Why is it then, that digital video is stored and manipulated as separate luma and chroma components? Separate luma and chroma are used so that the resolution of the chroma can be reduced with respect to the resolution of the luma so that large savings can be made in the amount of data that needs to be transmitted — it is a form of compression.
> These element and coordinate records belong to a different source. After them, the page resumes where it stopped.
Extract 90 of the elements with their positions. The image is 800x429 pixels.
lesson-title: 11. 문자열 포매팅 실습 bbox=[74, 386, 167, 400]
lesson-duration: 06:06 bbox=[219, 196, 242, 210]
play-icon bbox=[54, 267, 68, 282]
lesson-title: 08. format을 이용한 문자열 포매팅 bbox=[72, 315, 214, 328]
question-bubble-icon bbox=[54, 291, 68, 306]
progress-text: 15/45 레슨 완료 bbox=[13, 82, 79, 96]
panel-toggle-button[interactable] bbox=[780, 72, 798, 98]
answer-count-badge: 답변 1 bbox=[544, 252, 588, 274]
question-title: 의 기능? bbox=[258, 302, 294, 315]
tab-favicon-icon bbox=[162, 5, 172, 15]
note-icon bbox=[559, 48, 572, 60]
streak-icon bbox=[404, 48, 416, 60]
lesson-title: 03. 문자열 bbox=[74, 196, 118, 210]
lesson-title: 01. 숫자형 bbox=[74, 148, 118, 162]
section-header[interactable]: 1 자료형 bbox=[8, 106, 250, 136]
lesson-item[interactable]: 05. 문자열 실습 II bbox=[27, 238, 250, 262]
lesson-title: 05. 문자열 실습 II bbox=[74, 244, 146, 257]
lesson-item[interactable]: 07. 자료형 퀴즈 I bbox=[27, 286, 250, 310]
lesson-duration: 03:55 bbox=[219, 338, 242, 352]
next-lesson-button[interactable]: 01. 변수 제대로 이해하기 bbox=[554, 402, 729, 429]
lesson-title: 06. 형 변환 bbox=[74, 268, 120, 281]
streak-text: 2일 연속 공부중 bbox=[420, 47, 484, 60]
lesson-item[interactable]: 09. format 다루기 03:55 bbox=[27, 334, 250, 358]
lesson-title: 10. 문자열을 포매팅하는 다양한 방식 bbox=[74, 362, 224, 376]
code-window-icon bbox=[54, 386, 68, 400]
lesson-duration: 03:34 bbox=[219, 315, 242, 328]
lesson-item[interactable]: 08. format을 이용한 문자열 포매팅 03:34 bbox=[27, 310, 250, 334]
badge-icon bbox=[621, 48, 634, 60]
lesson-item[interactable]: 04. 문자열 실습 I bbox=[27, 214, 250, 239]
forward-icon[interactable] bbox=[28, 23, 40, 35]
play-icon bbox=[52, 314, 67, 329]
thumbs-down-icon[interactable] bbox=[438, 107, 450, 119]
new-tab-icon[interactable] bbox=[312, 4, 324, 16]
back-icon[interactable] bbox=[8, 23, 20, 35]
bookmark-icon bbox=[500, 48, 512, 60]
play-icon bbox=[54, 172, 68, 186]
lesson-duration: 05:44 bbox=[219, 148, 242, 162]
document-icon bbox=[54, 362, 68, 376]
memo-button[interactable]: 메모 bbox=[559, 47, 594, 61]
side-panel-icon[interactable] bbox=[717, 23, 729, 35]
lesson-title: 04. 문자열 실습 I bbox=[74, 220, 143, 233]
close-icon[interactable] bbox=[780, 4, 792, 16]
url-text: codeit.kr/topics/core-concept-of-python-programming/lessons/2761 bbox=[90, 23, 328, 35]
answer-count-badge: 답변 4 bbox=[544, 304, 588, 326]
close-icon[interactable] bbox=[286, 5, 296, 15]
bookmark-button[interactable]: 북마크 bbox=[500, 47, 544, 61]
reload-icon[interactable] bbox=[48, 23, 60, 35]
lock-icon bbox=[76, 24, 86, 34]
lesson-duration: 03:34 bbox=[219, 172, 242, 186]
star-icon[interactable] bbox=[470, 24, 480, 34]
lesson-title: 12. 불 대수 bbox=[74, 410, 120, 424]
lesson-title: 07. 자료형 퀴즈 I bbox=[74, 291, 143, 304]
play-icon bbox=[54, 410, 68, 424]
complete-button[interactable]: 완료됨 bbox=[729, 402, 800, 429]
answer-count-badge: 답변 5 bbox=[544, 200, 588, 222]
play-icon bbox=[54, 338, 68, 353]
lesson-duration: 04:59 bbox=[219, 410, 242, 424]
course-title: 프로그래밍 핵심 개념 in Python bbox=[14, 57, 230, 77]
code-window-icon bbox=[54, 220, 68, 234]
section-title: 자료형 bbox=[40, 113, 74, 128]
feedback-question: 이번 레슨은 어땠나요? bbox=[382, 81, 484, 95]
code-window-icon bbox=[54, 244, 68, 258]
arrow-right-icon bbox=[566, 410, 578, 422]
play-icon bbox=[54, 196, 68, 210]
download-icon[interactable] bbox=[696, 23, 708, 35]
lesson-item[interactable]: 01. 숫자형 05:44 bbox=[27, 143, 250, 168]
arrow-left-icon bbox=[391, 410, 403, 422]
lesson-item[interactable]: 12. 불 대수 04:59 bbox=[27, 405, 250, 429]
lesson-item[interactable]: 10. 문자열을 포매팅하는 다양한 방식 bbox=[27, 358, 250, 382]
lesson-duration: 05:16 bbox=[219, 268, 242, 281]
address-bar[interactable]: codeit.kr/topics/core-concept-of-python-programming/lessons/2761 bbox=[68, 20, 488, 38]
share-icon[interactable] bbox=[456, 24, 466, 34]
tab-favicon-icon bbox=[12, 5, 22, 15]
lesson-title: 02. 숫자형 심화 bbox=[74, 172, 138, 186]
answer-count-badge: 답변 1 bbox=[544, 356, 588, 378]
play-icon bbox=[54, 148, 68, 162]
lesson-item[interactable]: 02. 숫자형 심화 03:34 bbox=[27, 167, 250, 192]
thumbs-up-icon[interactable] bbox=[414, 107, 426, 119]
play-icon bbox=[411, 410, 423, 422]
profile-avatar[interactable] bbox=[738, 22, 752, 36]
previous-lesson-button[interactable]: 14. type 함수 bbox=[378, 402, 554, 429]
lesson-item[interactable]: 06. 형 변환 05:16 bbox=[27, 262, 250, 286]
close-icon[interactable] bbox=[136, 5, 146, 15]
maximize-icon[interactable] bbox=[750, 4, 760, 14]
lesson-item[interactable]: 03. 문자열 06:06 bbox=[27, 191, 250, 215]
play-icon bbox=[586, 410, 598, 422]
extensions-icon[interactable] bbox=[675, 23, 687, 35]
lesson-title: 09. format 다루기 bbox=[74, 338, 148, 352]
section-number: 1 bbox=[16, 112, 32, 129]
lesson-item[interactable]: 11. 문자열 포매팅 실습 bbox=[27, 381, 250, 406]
This reduction in the resolution of the chroma components works perceptually as our human vision systems are not as able to see fine details in colour as we are in lightness.
There are a number of methods of chroma sampling, and they each have terminology that refers to the chroma resolution (the second and third numbers) as compared to the luma resolution (first number).
Full resolution luma is represented by the number 4, and as the chroma components Cb and Cr are also 4, there is no reduction in resolution. 4:4:4 sampling is mostly used for RGB images, although it can be used for Y’CbCr, although no camera records 4:4:4 Y’CbCr.
Full resolution luma, and half (2/4 = 0.5) resolution horizontally on the chroma components. This is the traditional broadcast standard for chroma sampling and is used by DigiBeta, DVCpro50 etc.
Full resolution luma and quarter (1/4 = 0.25) resolution chroma components. This is the system used by NTSC DV and PAL DVCPro.
This picture, above, illustrates PAL DV 4:2:0 chroma sampling. Full resolution luma, and half resolution in the horizontal direction and vertical direction for the chroma components. 4:2:0 is a very complex chroma sampling with many variants depending on whether the video is progressive or interlaced, or if it is being used by PAL DV or MPEG2.
4:2:0 compresses the resolution of the colour to 1/4, just like 4:1:1 compresses the resolution of the colour, but whereas the compression in 4:1:1 is horizontal only, the compression in 4:2:0 is horizontal and vertical.